Si hay algo que nos ha enseñado el cine norteamericano a lo largo de los años es la eterna persecución de lo que se ha llamado "el sueño americano". Como un sinónimo del éxito absoluto, el sueño americano es una meta que siempre parece inalcanzable, un objetivo que muchos se ponen en la vida pero que no todos alcanzan. Un espejismo plasmado tanto en la vida real como profesional la actriz Sasha Lane.

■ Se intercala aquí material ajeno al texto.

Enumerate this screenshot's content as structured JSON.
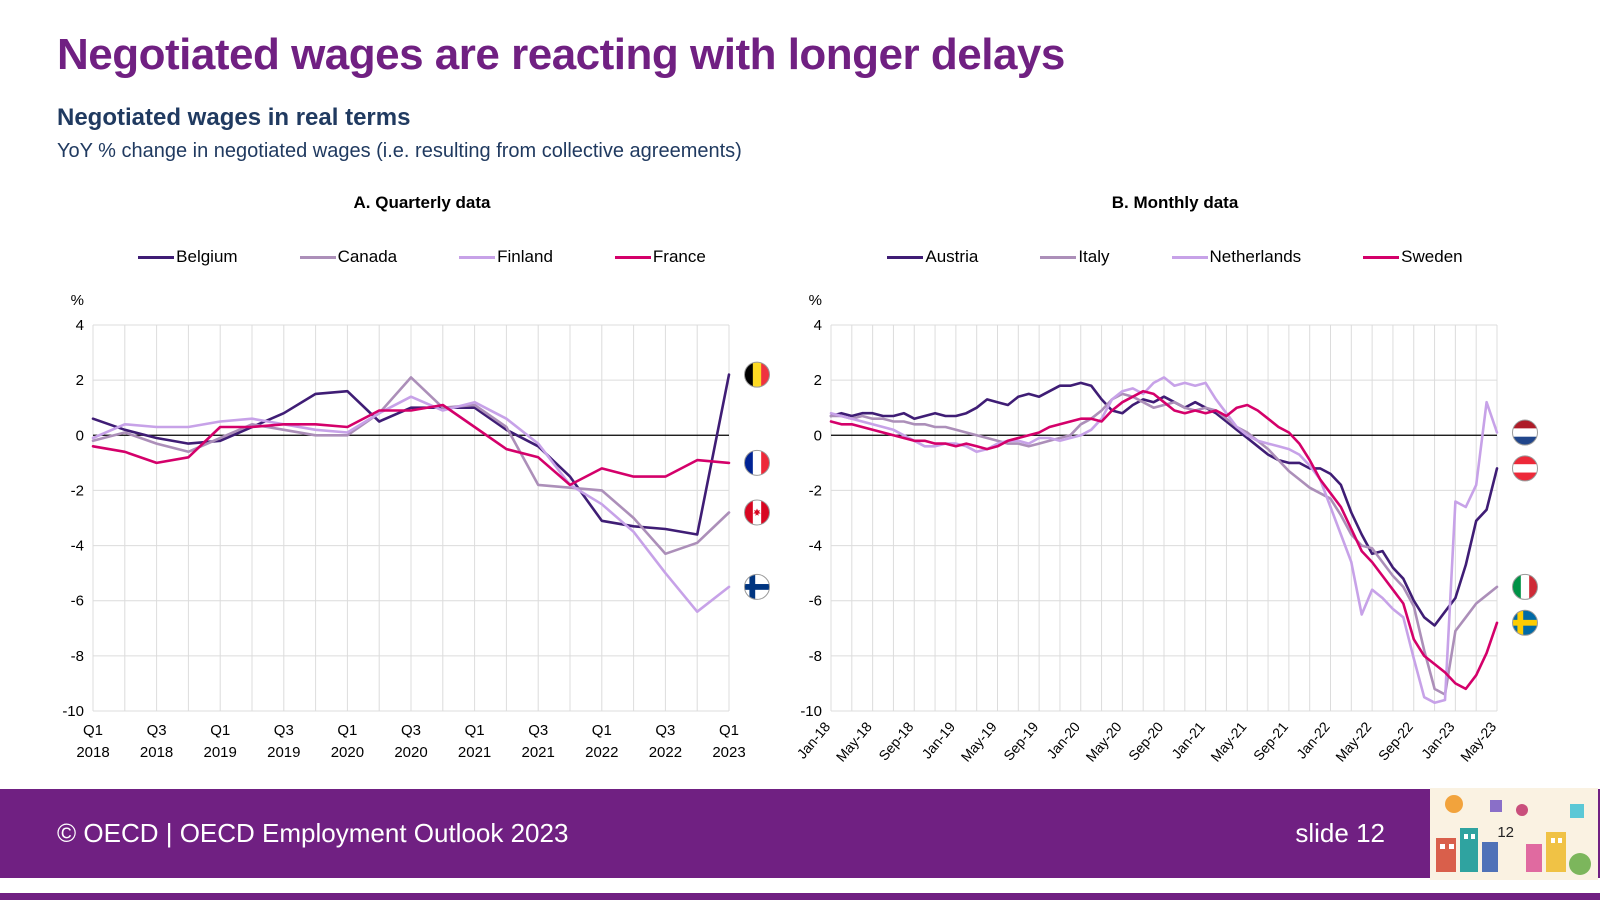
{
  "slide": {
    "title": "Negotiated wages are reacting with longer delays",
    "subtitle": "Negotiated wages in real terms",
    "description": "YoY % change in negotiated wages (i.e. resulting from collective agreements)",
    "footer": {
      "left": "© OECD | OECD Employment Outlook 2023",
      "right": "slide 12",
      "page_number": "12"
    }
  },
  "colors": {
    "title_purple": "#702082",
    "subtitle_navy": "#203A60",
    "footer_bg": "#702082",
    "gridline": "#DCDCDC",
    "zero_line": "#000000"
  },
  "chart_data": [
    {
      "type": "line",
      "title": "A. Quarterly data",
      "ylabel": "%",
      "ylim": [
        -10,
        4
      ],
      "yticks": [
        4,
        2,
        0,
        -2,
        -4,
        -6,
        -8,
        -10
      ],
      "grid": true,
      "legend_position": "top",
      "xtick_every": 2,
      "xgrid_every": 1,
      "xtick_style": "stacked",
      "categories": [
        "Q1 2018",
        "Q2 2018",
        "Q3 2018",
        "Q4 2018",
        "Q1 2019",
        "Q2 2019",
        "Q3 2019",
        "Q4 2019",
        "Q1 2020",
        "Q2 2020",
        "Q3 2020",
        "Q4 2020",
        "Q1 2021",
        "Q2 2021",
        "Q3 2021",
        "Q4 2021",
        "Q1 2022",
        "Q2 2022",
        "Q3 2022",
        "Q4 2022",
        "Q1 2023"
      ],
      "series": [
        {
          "name": "Belgium",
          "flag": "be",
          "color": "#3F1D75",
          "values": [
            0.6,
            0.2,
            -0.1,
            -0.3,
            -0.2,
            0.3,
            0.8,
            1.5,
            1.6,
            0.5,
            1.0,
            1.0,
            1.0,
            0.2,
            -0.4,
            -1.5,
            -3.1,
            -3.3,
            -3.4,
            -3.6,
            2.2
          ]
        },
        {
          "name": "Canada",
          "flag": "ca",
          "color": "#AC8FB9",
          "values": [
            -0.2,
            0.1,
            -0.3,
            -0.6,
            -0.1,
            0.4,
            0.2,
            0.0,
            0.0,
            0.8,
            2.1,
            1.0,
            1.1,
            0.3,
            -1.8,
            -1.9,
            -2.0,
            -3.0,
            -4.3,
            -3.9,
            -2.8
          ]
        },
        {
          "name": "Finland",
          "flag": "fi",
          "color": "#C7A2E8",
          "values": [
            -0.1,
            0.4,
            0.3,
            0.3,
            0.5,
            0.6,
            0.4,
            0.2,
            0.1,
            0.8,
            1.4,
            0.9,
            1.2,
            0.6,
            -0.3,
            -1.8,
            -2.5,
            -3.5,
            -5.0,
            -6.4,
            -5.5
          ]
        },
        {
          "name": "France",
          "flag": "fr",
          "color": "#D4006A",
          "values": [
            -0.4,
            -0.6,
            -1.0,
            -0.8,
            0.3,
            0.3,
            0.4,
            0.4,
            0.3,
            0.9,
            0.9,
            1.1,
            0.3,
            -0.5,
            -0.8,
            -1.8,
            -1.2,
            -1.5,
            -1.5,
            -0.9,
            -1.0
          ]
        }
      ]
    },
    {
      "type": "line",
      "title": "B. Monthly data",
      "ylabel": "%",
      "ylim": [
        -10,
        4
      ],
      "yticks": [
        4,
        2,
        0,
        -2,
        -4,
        -6,
        -8,
        -10
      ],
      "grid": true,
      "legend_position": "top",
      "xtick_every": 4,
      "xgrid_every": 2,
      "xtick_style": "rotated",
      "categories": [
        "Jan-18",
        "Feb-18",
        "Mar-18",
        "Apr-18",
        "May-18",
        "Jun-18",
        "Jul-18",
        "Aug-18",
        "Sep-18",
        "Oct-18",
        "Nov-18",
        "Dec-18",
        "Jan-19",
        "Feb-19",
        "Mar-19",
        "Apr-19",
        "May-19",
        "Jun-19",
        "Jul-19",
        "Aug-19",
        "Sep-19",
        "Oct-19",
        "Nov-19",
        "Dec-19",
        "Jan-20",
        "Feb-20",
        "Mar-20",
        "Apr-20",
        "May-20",
        "Jun-20",
        "Jul-20",
        "Aug-20",
        "Sep-20",
        "Oct-20",
        "Nov-20",
        "Dec-20",
        "Jan-21",
        "Feb-21",
        "Mar-21",
        "Apr-21",
        "May-21",
        "Jun-21",
        "Jul-21",
        "Aug-21",
        "Sep-21",
        "Oct-21",
        "Nov-21",
        "Dec-21",
        "Jan-22",
        "Feb-22",
        "Mar-22",
        "Apr-22",
        "May-22",
        "Jun-22",
        "Jul-22",
        "Aug-22",
        "Sep-22",
        "Oct-22",
        "Nov-22",
        "Dec-22",
        "Jan-23",
        "Feb-23",
        "Mar-23",
        "Apr-23",
        "May-23"
      ],
      "series": [
        {
          "name": "Austria",
          "flag": "at",
          "color": "#3F1D75",
          "values": [
            0.7,
            0.8,
            0.7,
            0.8,
            0.8,
            0.7,
            0.7,
            0.8,
            0.6,
            0.7,
            0.8,
            0.7,
            0.7,
            0.8,
            1.0,
            1.3,
            1.2,
            1.1,
            1.4,
            1.5,
            1.4,
            1.6,
            1.8,
            1.8,
            1.9,
            1.8,
            1.3,
            0.9,
            0.8,
            1.1,
            1.3,
            1.2,
            1.4,
            1.2,
            1.0,
            1.2,
            1.0,
            0.8,
            0.5,
            0.2,
            -0.1,
            -0.4,
            -0.7,
            -0.9,
            -1.0,
            -1.0,
            -1.2,
            -1.2,
            -1.4,
            -1.8,
            -2.8,
            -3.6,
            -4.3,
            -4.2,
            -4.8,
            -5.2,
            -6.0,
            -6.6,
            -6.9,
            -6.4,
            -5.9,
            -4.7,
            -3.1,
            -2.7,
            -1.2
          ]
        },
        {
          "name": "Italy",
          "flag": "it",
          "color": "#AC8FB9",
          "values": [
            0.7,
            0.7,
            0.6,
            0.7,
            0.6,
            0.6,
            0.5,
            0.5,
            0.4,
            0.4,
            0.3,
            0.3,
            0.2,
            0.1,
            0.0,
            -0.1,
            -0.2,
            -0.3,
            -0.3,
            -0.4,
            -0.3,
            -0.2,
            -0.1,
            0.0,
            0.4,
            0.6,
            0.9,
            1.3,
            1.5,
            1.4,
            1.2,
            1.0,
            1.1,
            1.2,
            1.0,
            0.9,
            1.0,
            0.9,
            0.6,
            0.3,
            0.1,
            -0.2,
            -0.5,
            -0.9,
            -1.3,
            -1.6,
            -1.9,
            -2.1,
            -2.3,
            -2.9,
            -3.6,
            -4.0,
            -4.1,
            -4.6,
            -5.1,
            -5.5,
            -6.2,
            -7.8,
            -9.2,
            -9.4,
            -7.1,
            -6.6,
            -6.1,
            -5.8,
            -5.5
          ]
        },
        {
          "name": "Netherlands",
          "flag": "nl",
          "color": "#C7A2E8",
          "values": [
            0.8,
            0.7,
            0.6,
            0.5,
            0.4,
            0.3,
            0.2,
            0.0,
            -0.2,
            -0.4,
            -0.4,
            -0.3,
            -0.3,
            -0.4,
            -0.6,
            -0.5,
            -0.3,
            -0.2,
            -0.2,
            -0.3,
            -0.1,
            -0.1,
            -0.2,
            -0.1,
            0.0,
            0.2,
            0.6,
            1.3,
            1.6,
            1.7,
            1.5,
            1.9,
            2.1,
            1.8,
            1.9,
            1.8,
            1.9,
            1.3,
            0.8,
            0.3,
            0.0,
            -0.2,
            -0.3,
            -0.4,
            -0.5,
            -0.7,
            -1.1,
            -1.6,
            -2.6,
            -3.6,
            -4.6,
            -6.5,
            -5.6,
            -5.9,
            -6.3,
            -6.6,
            -8.1,
            -9.5,
            -9.7,
            -9.6,
            -2.4,
            -2.6,
            -1.8,
            1.2,
            0.1
          ]
        },
        {
          "name": "Sweden",
          "flag": "se",
          "color": "#D4006A",
          "values": [
            0.5,
            0.4,
            0.4,
            0.3,
            0.2,
            0.1,
            0.0,
            -0.1,
            -0.2,
            -0.2,
            -0.3,
            -0.3,
            -0.4,
            -0.3,
            -0.4,
            -0.5,
            -0.4,
            -0.2,
            -0.1,
            0.0,
            0.1,
            0.3,
            0.4,
            0.5,
            0.6,
            0.6,
            0.5,
            0.9,
            1.2,
            1.4,
            1.6,
            1.5,
            1.2,
            0.9,
            0.8,
            0.9,
            0.8,
            0.9,
            0.7,
            1.0,
            1.1,
            0.9,
            0.6,
            0.3,
            0.1,
            -0.3,
            -0.9,
            -1.6,
            -2.1,
            -2.6,
            -3.4,
            -4.2,
            -4.6,
            -5.1,
            -5.6,
            -6.1,
            -7.4,
            -8.0,
            -8.3,
            -8.6,
            -9.0,
            -9.2,
            -8.7,
            -7.9,
            -6.8
          ]
        }
      ]
    }
  ]
}
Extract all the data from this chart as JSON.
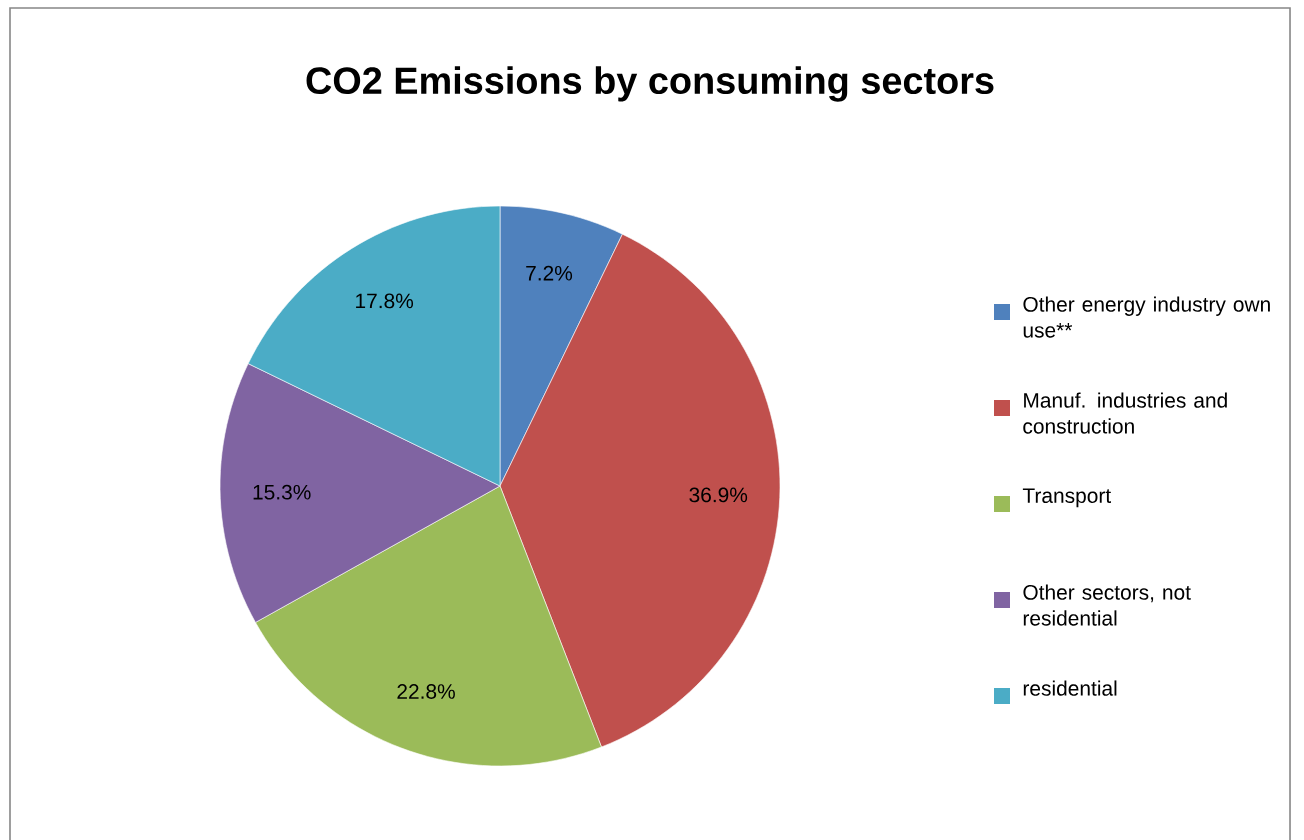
{
  "chart_data": {
    "type": "pie",
    "title": "CO2 Emissions by consuming sectors",
    "categories": [
      "Other energy industry own use**",
      "Manuf. industries and construction",
      "Transport",
      "Other sectors, not residential",
      "residential"
    ],
    "values": [
      7.2,
      36.9,
      22.8,
      15.3,
      17.8
    ],
    "value_labels": [
      "7.2%",
      "36.9%",
      "22.8%",
      "15.3%",
      "17.8%"
    ],
    "colors": [
      "#4f81bd",
      "#c0504d",
      "#9bbb59",
      "#8064a2",
      "#4bacc6"
    ],
    "legend": "right"
  }
}
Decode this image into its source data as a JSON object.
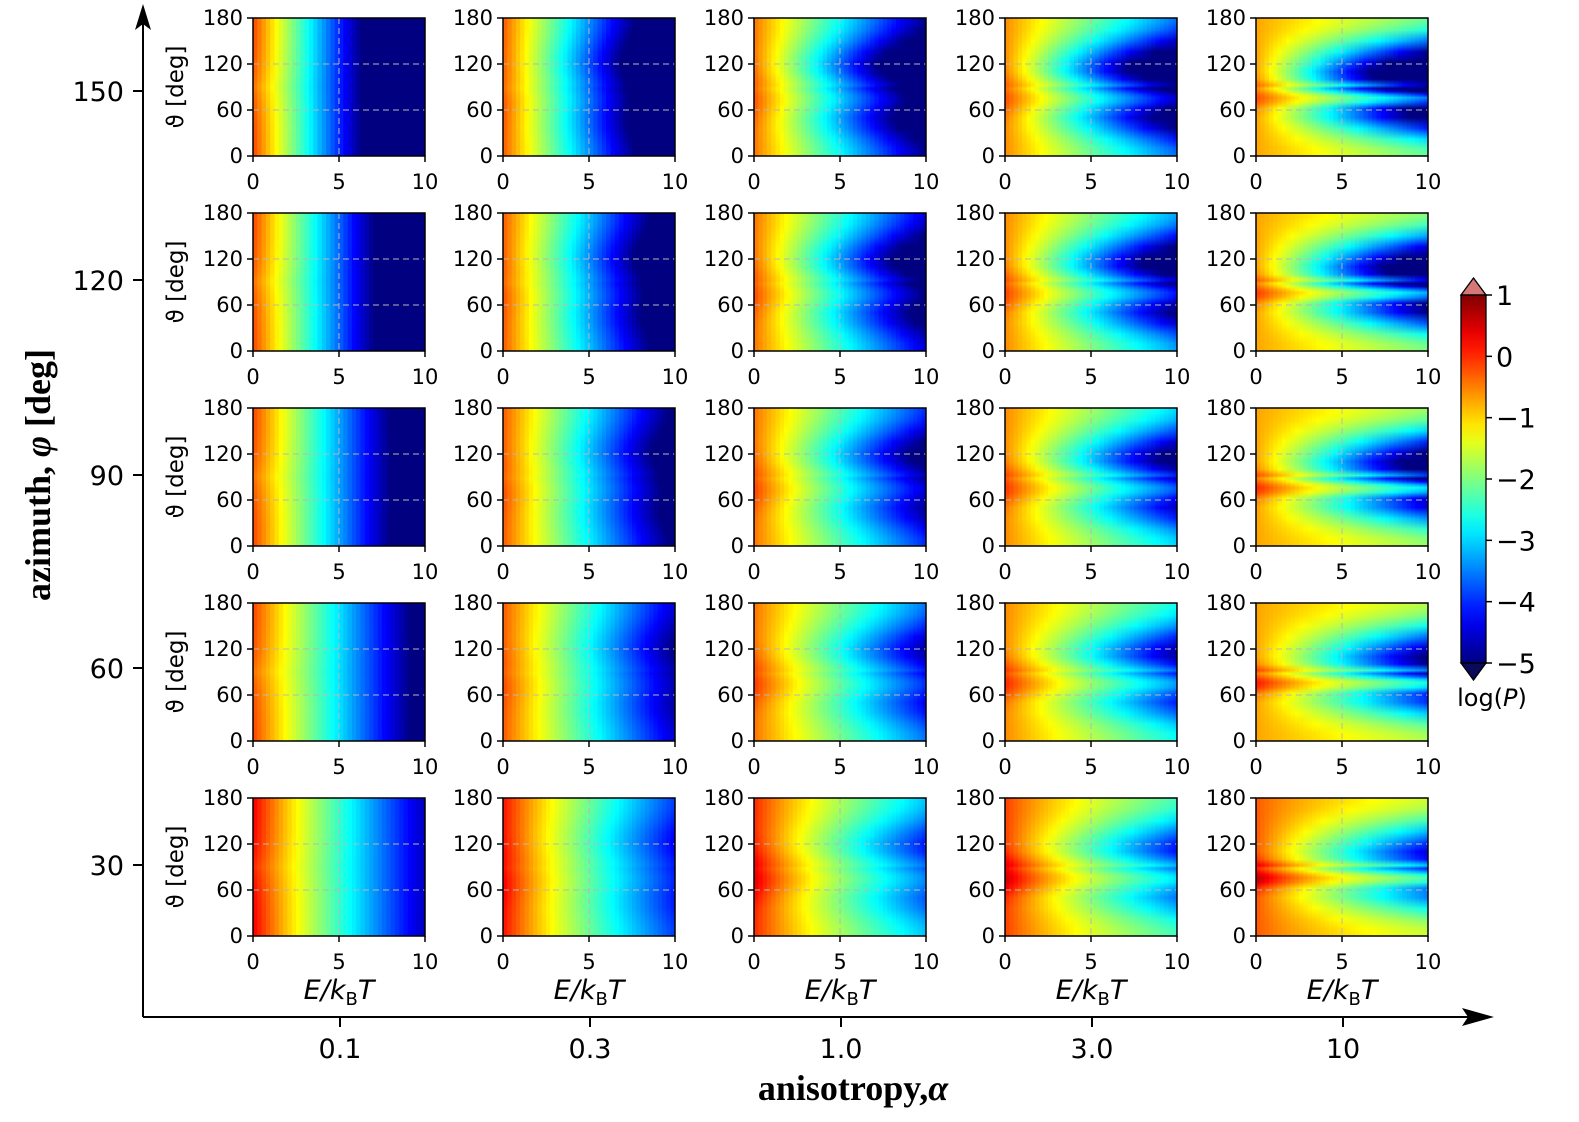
{
  "chart_data": {
    "type": "heatmap",
    "title": "",
    "description_labels": {
      "outer_xlabel": "anisotropy,",
      "outer_xlabel_symbol": "α",
      "outer_ylabel": "azimuth,",
      "outer_ylabel_symbol": "φ",
      "outer_ylabel_unit": "[deg]"
    },
    "outer_x_ticks": [
      "0.1",
      "0.3",
      "1.0",
      "3.0",
      "10"
    ],
    "outer_y_ticks": [
      "150",
      "120",
      "90",
      "60",
      "30"
    ],
    "anisotropy_values": [
      0.1,
      0.3,
      1.0,
      3.0,
      10
    ],
    "azimuth_values": [
      150,
      120,
      90,
      60,
      30
    ],
    "panel_xlabel": "E/kBT",
    "panel_xlabel_parts": {
      "e": "E/",
      "k": "k",
      "sub": "B",
      "t": "T"
    },
    "panel_ylabel": "ϑ [deg]",
    "panel_xlim": [
      0,
      10
    ],
    "panel_ylim": [
      0,
      180
    ],
    "panel_x_ticks": [
      "0",
      "5",
      "10"
    ],
    "panel_y_ticks": [
      "0",
      "60",
      "120",
      "180"
    ],
    "grid": true,
    "colorbar": {
      "label": "log(P)",
      "min": -5,
      "max": 1,
      "ticks": [
        "1",
        "0",
        "−1",
        "−2",
        "−3",
        "−4",
        "−5"
      ],
      "tick_values": [
        1,
        0,
        -1,
        -2,
        -3,
        -4,
        -5
      ],
      "colormap": "jet",
      "extend": "both",
      "placement": "right"
    }
  }
}
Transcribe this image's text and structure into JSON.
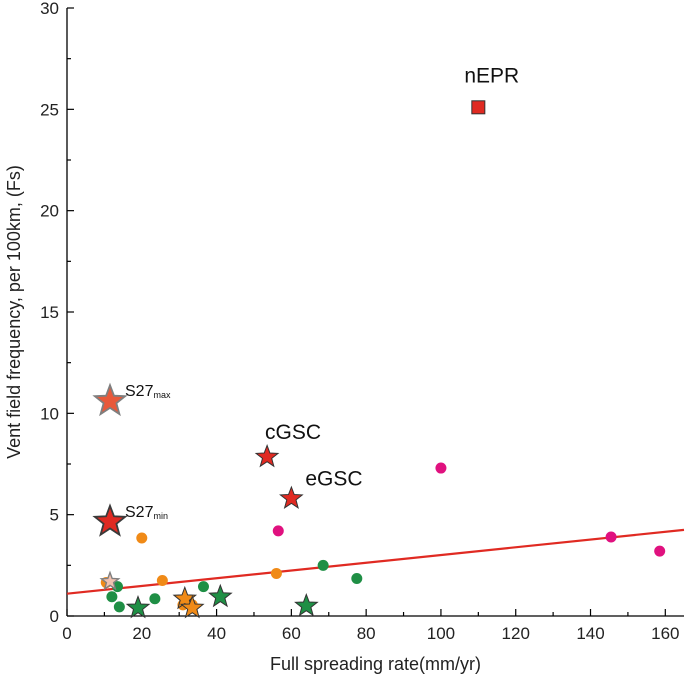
{
  "chart_data": {
    "type": "scatter",
    "xlabel": "Full spreading rate(mm/yr)",
    "ylabel": "Vent field frequency, per 100km, (Fs)",
    "xlim": [
      0,
      165
    ],
    "ylim": [
      0,
      30
    ],
    "x_ticks": [
      "0",
      "20",
      "40",
      "60",
      "80",
      "100",
      "120",
      "140",
      "160"
    ],
    "y_ticks": [
      "0",
      "5",
      "10",
      "15",
      "20",
      "25",
      "30"
    ],
    "grid": false,
    "legend": "none",
    "colors": {
      "orange": "#f08a17",
      "green": "#1f8f45",
      "magenta": "#e0117f",
      "red": "#e02a22",
      "trend": "#e02a22",
      "s27max_fill": "#e8593a",
      "s27max_stroke": "#7f7f7f",
      "s27min_fill": "#e02a22",
      "s27min_stroke": "#3a3a3a"
    },
    "series": [
      {
        "marker": "circle",
        "color": "orange",
        "points": [
          [
            10.5,
            1.65
          ],
          [
            20,
            3.85
          ],
          [
            25.5,
            1.75
          ],
          [
            31,
            0.55
          ],
          [
            33.5,
            0.55
          ],
          [
            56,
            2.1
          ]
        ]
      },
      {
        "marker": "circle",
        "color": "green",
        "points": [
          [
            12,
            0.95
          ],
          [
            13.5,
            1.45
          ],
          [
            14,
            0.45
          ],
          [
            23.5,
            0.85
          ],
          [
            36.5,
            1.45
          ],
          [
            68.5,
            2.5
          ],
          [
            77.5,
            1.85
          ]
        ]
      },
      {
        "marker": "circle",
        "color": "magenta",
        "points": [
          [
            56.5,
            4.2
          ],
          [
            100,
            7.3
          ],
          [
            145.5,
            3.9
          ],
          [
            158.5,
            3.2
          ]
        ]
      },
      {
        "marker": "star",
        "color": "orange",
        "points": [
          [
            31.5,
            0.85
          ],
          [
            33.5,
            0.4
          ]
        ]
      },
      {
        "marker": "star",
        "color": "green",
        "points": [
          [
            19,
            0.4
          ],
          [
            41,
            0.95
          ],
          [
            64,
            0.5
          ]
        ]
      },
      {
        "marker": "star",
        "color": "red",
        "points": [
          [
            53.5,
            7.85
          ],
          [
            60,
            5.8
          ]
        ]
      },
      {
        "marker": "square",
        "color": "red",
        "points": [
          [
            110,
            25.1
          ]
        ]
      }
    ],
    "highlights": [
      {
        "x": 11.5,
        "y": 10.6,
        "marker": "star",
        "fill": "s27max_fill",
        "stroke": "s27max_stroke"
      },
      {
        "x": 11.5,
        "y": 4.65,
        "marker": "star",
        "fill": "s27min_fill",
        "stroke": "s27min_stroke"
      },
      {
        "x": 11.5,
        "y": 1.7,
        "marker": "star",
        "fill": "#f1c2b0",
        "stroke": "s27max_stroke"
      }
    ],
    "trendline": {
      "x": [
        0,
        165
      ],
      "y": [
        1.1,
        4.25
      ]
    },
    "annotations": [
      {
        "text": "nEPR",
        "x": 110,
        "y": 25.1
      },
      {
        "text": "cGSC",
        "x": 53.5,
        "y": 7.85
      },
      {
        "text": "eGSC",
        "x": 60,
        "y": 5.8
      },
      {
        "text": "S27",
        "sub": "max",
        "x": 11.5,
        "y": 10.6
      },
      {
        "text": "S27",
        "sub": "min",
        "x": 11.5,
        "y": 4.65
      }
    ]
  }
}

Nacida en una familia mitad afroamericana mitad maorí, Lane empezó como camarera en un bar mexicano en Frisco, Texas. Su oportunidad de debutar en el mundo del cine le llegó gracias a la directora independiente Andrea Arnold, quien le dio el papel protagonista en 'American Honey'. De hecho, su primer encuentro tuvo lugar después de que Arnold viera a Lane tomando el sol en la playa y la animara a hacer una audición para la película, a sólo un mes de echar a rodar.
Lane no era la única actriz inexperta de 'American Honey', pero sí la que más brilló. De la noche a la mañana había pasado de servir mesas a presentar su primer film en la alfombra roja de Cannes. Las críticas y los premios cosechados avalaron la arriesgada decisión de la directora y encumbraron a la actriz como uno de los nuevos rostros del cine norteamericano.

Promesa del cine independiente
Tres años después del estreno de 'American Honey', Sasha Lane sigue demostrando su valentía a la hora de elegir proyectos de todo tipo, desde cintas independientes con mensaje como 'Hearts Beat Loud' a blockbusters de la talla de 'Hellboy'. Ahora estrena en España 'La (des)educacion de Cameron Post', más en la línea de la primera y junto a su buena amiga Chloë Grace Moretz. Y, por si fuera poco, hace unos meses se anunció que dará vida a Jessica Hyde en la adaptación de la serie de culto británica 'Utopía'. Lane está sabiendo vivir mejor que nadie el sueño americano, y eso que solo acaba de empezar.